Lihat ke Halaman Asli

Imam Kodri

TERVERIFIKASI

Pilkada Serentak Berkah atau Ancaman?

Diperbarui: 26 Juni 2018   09:40

Kompasiana adalah platform blog. Konten ini menjadi tanggung jawab bloger dan tidak mewakili pandangan redaksi Kompas.

Foto: KOMPAS / WAWAN H PRABOW

Pemerintah mewacanakan menjadikan hari Rabu (9/12/2015), sebagai hari libur nasional ketika digelarnya pemilihan kepala daerah secara serentak di sejumlah wilayah.
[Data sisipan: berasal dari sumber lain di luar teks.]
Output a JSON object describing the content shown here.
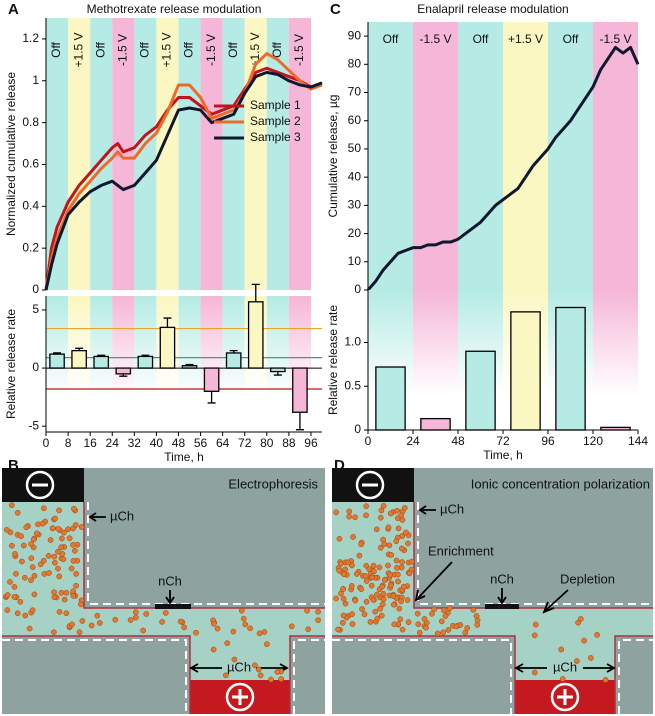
{
  "chart_data": [
    {
      "type": "line",
      "panel": "A",
      "title": "Methotrexate release modulation",
      "ylabel": "Normalized cumulative release",
      "xlim": [
        0,
        100
      ],
      "ylim": [
        0,
        1.3
      ],
      "yticks": [
        0,
        0.2,
        0.4,
        0.6,
        0.8,
        1,
        1.2
      ],
      "bands": [
        {
          "label": "Off",
          "start": 0,
          "end": 8,
          "color": "#b5ebe4"
        },
        {
          "label": "+1.5 V",
          "start": 8,
          "end": 16,
          "color": "#fbf7c2"
        },
        {
          "label": "Off",
          "start": 16,
          "end": 24,
          "color": "#b5ebe4"
        },
        {
          "label": "-1.5 V",
          "start": 24,
          "end": 32,
          "color": "#f6b6d7"
        },
        {
          "label": "Off",
          "start": 32,
          "end": 40,
          "color": "#b5ebe4"
        },
        {
          "label": "+1.5 V",
          "start": 40,
          "end": 48,
          "color": "#fbf7c2"
        },
        {
          "label": "Off",
          "start": 48,
          "end": 56,
          "color": "#b5ebe4"
        },
        {
          "label": "-1.5 V",
          "start": 56,
          "end": 64,
          "color": "#f6b6d7"
        },
        {
          "label": "Off",
          "start": 64,
          "end": 72,
          "color": "#b5ebe4"
        },
        {
          "label": "+1.5 V",
          "start": 72,
          "end": 80,
          "color": "#fbf7c2"
        },
        {
          "label": "Off",
          "start": 80,
          "end": 88,
          "color": "#b5ebe4"
        },
        {
          "label": "-1.5 V",
          "start": 88,
          "end": 96,
          "color": "#f6b6d7"
        }
      ],
      "x": [
        0,
        2,
        4,
        8,
        12,
        16,
        20,
        24,
        26,
        28,
        32,
        36,
        40,
        44,
        48,
        52,
        56,
        60,
        64,
        68,
        72,
        76,
        80,
        84,
        88,
        92,
        96,
        100
      ],
      "series": [
        {
          "name": "Sample 1",
          "color": "#c0161b",
          "values": [
            0,
            0.2,
            0.3,
            0.42,
            0.5,
            0.56,
            0.62,
            0.68,
            0.7,
            0.66,
            0.68,
            0.74,
            0.78,
            0.86,
            0.92,
            0.92,
            0.88,
            0.84,
            0.86,
            0.88,
            0.96,
            1.04,
            1.06,
            1.04,
            1.02,
            1.0,
            0.97,
            0.99
          ]
        },
        {
          "name": "Sample 2",
          "color": "#ee6a2a",
          "values": [
            0,
            0.15,
            0.25,
            0.38,
            0.46,
            0.52,
            0.58,
            0.63,
            0.66,
            0.63,
            0.63,
            0.7,
            0.75,
            0.85,
            0.98,
            0.98,
            0.92,
            0.82,
            0.84,
            0.86,
            0.94,
            1.08,
            1.13,
            1.1,
            1.05,
            1.0,
            0.96,
            0.98
          ]
        },
        {
          "name": "Sample 3",
          "color": "#101830",
          "values": [
            0,
            0.12,
            0.22,
            0.36,
            0.42,
            0.47,
            0.5,
            0.52,
            0.5,
            0.48,
            0.5,
            0.56,
            0.62,
            0.74,
            0.86,
            0.87,
            0.86,
            0.8,
            0.82,
            0.84,
            0.94,
            1.02,
            1.04,
            1.03,
            1.0,
            0.98,
            0.97,
            0.99
          ]
        }
      ],
      "legend": "center-right"
    },
    {
      "type": "bar",
      "ylabel": "Relative release rate",
      "xlabel": "Time, h",
      "xlim": [
        0,
        100
      ],
      "ylim": [
        -5.5,
        6.2
      ],
      "yticks": [
        -5,
        0,
        5
      ],
      "xticks": [
        0,
        8,
        16,
        24,
        32,
        40,
        48,
        56,
        64,
        72,
        80,
        88,
        96
      ],
      "x": [
        4,
        12,
        20,
        28,
        36,
        44,
        52,
        60,
        68,
        76,
        84,
        92
      ],
      "values": [
        1.2,
        1.5,
        1.0,
        -0.5,
        1.0,
        3.5,
        0.2,
        -2.0,
        1.3,
        5.7,
        -0.3,
        -3.8
      ],
      "errors": [
        0.1,
        0.2,
        0.1,
        0.2,
        0.1,
        0.8,
        0.1,
        1.0,
        0.2,
        1.5,
        0.3,
        1.5
      ],
      "colors": [
        "#b5ebe4",
        "#fbf7c2",
        "#b5ebe4",
        "#f6b6d7",
        "#b5ebe4",
        "#fbf7c2",
        "#b5ebe4",
        "#f6b6d7",
        "#b5ebe4",
        "#fbf7c2",
        "#b5ebe4",
        "#f6b6d7"
      ],
      "reference_lines": [
        {
          "value": 3.4,
          "color": "#e6a62e"
        },
        {
          "value": 0.9,
          "color": "#2aa58a"
        },
        {
          "value": -1.8,
          "color": "#c0161b"
        }
      ]
    },
    {
      "type": "line",
      "panel": "C",
      "title": "Enalapril release modulation",
      "ylabel": "Cumulative release, µg",
      "xlim": [
        0,
        144
      ],
      "ylim": [
        0,
        95
      ],
      "yticks": [
        0,
        10,
        20,
        30,
        40,
        50,
        60,
        70,
        80,
        90
      ],
      "bands": [
        {
          "label": "Off",
          "start": 0,
          "end": 24,
          "color": "#b5ebe4"
        },
        {
          "label": "-1.5 V",
          "start": 24,
          "end": 48,
          "color": "#f6b6d7"
        },
        {
          "label": "Off",
          "start": 48,
          "end": 72,
          "color": "#b5ebe4"
        },
        {
          "label": "+1.5 V",
          "start": 72,
          "end": 96,
          "color": "#fbf7c2"
        },
        {
          "label": "Off",
          "start": 96,
          "end": 120,
          "color": "#b5ebe4"
        },
        {
          "label": "-1.5 V",
          "start": 120,
          "end": 144,
          "color": "#f6b6d7"
        }
      ],
      "x": [
        0,
        4,
        8,
        12,
        16,
        20,
        24,
        28,
        32,
        36,
        40,
        44,
        48,
        52,
        56,
        60,
        64,
        68,
        72,
        76,
        80,
        84,
        88,
        92,
        96,
        100,
        104,
        108,
        112,
        116,
        120,
        124,
        128,
        132,
        136,
        140,
        144
      ],
      "values": [
        0,
        3,
        7,
        10,
        13,
        14,
        15,
        15,
        16,
        16,
        17,
        17,
        18,
        20,
        22,
        24,
        27,
        30,
        32,
        34,
        36,
        40,
        44,
        47,
        50,
        54,
        57,
        60,
        64,
        68,
        72,
        78,
        82,
        86,
        84,
        86,
        80
      ],
      "color": "#101830"
    },
    {
      "type": "bar",
      "ylabel": "Relative release rate",
      "xlabel": "Time, h",
      "xlim": [
        0,
        144
      ],
      "ylim": [
        0,
        1.6
      ],
      "yticks": [
        0,
        0.5,
        {
          "value": 1,
          "label": "1.0"
        }
      ],
      "xticks": [
        0,
        24,
        48,
        72,
        96,
        120,
        144
      ],
      "x": [
        12,
        36,
        60,
        84,
        108,
        132
      ],
      "values": [
        0.72,
        0.13,
        0.9,
        1.35,
        1.4,
        0.03
      ],
      "colors": [
        "#b5ebe4",
        "#f6b6d7",
        "#b5ebe4",
        "#fbf7c2",
        "#b5ebe4",
        "#f6b6d7"
      ]
    }
  ],
  "diagrams": [
    {
      "label": "B",
      "title": "Electrophoresis",
      "annotations": [
        "µCh",
        "nCh",
        "µCh"
      ]
    },
    {
      "label": "D",
      "title": "Ionic concentration polarization",
      "annotations": [
        "µCh",
        "Enrichment",
        "nCh",
        "Depletion",
        "µCh"
      ]
    }
  ]
}
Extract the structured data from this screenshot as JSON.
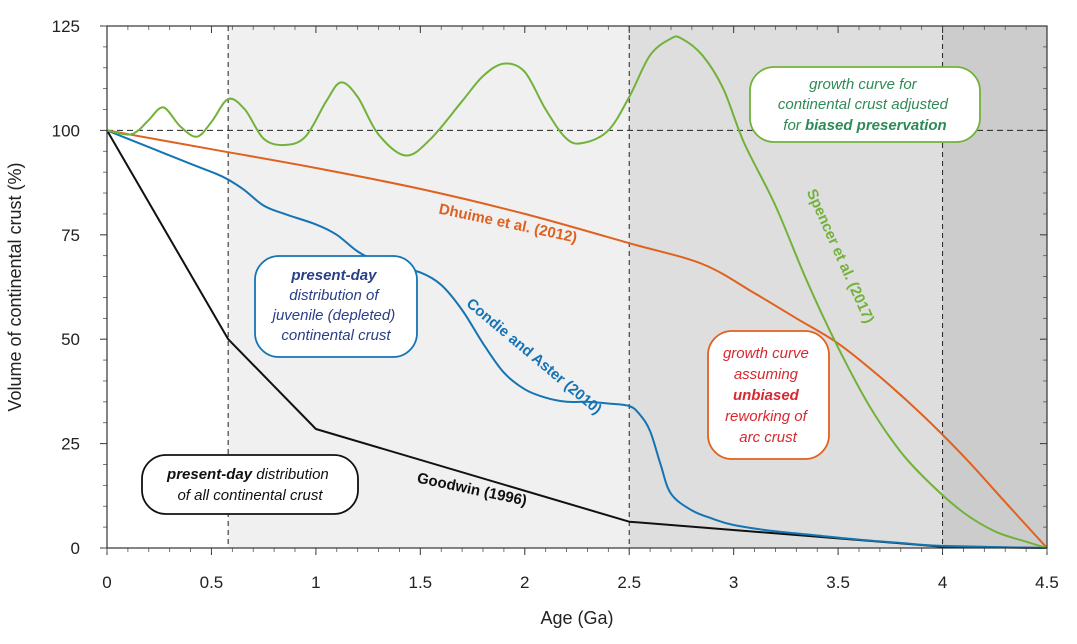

Wacana menjadikan 9 Desember 2015 sebagai hari libur nasional muncul sebagai upaya untuk mengoptimalkan partisipasi pemegang hak suara. 

Pertimbangan yang sangat masuk akal, misalnya ada orang tinggal di Tangerang dan kerja di Jakarta, jika pada hari itu tidak ada ketentuan libur kerja pasti dia lebih pilih bekerja dari pada mencoblos. Dengan menjadikan hari libur nasional maka partisipasi pemilih akan meningkat disamping itu memberikan pembelajaran menggunakan hak-hak demokrasi secara benar kepada masyarakat. JAKARTA, KOMPAS.com

Penyelenggraan Pilkada serentak dilakukan secara bertahap. Untuk tahun ini, pilkada serentak akan digelar pada 9 Desember 2015 di 9 provinsi, 224 kabupaten, dan 36 kota. Selanjutnya Pilkada serentak tahap kedua akan digelar pada Februari 2017 di 7 provinsi, 76 kabupaten, dan 18 kota. Dan pada tahap ketiga pada Juni 2018 digelar pilkada di 17 provinsi, 115 kabupaten, dan 39 kota. Secara nasional, pilkada serentak akan digelar pada tahun 2027, di 541 daerah.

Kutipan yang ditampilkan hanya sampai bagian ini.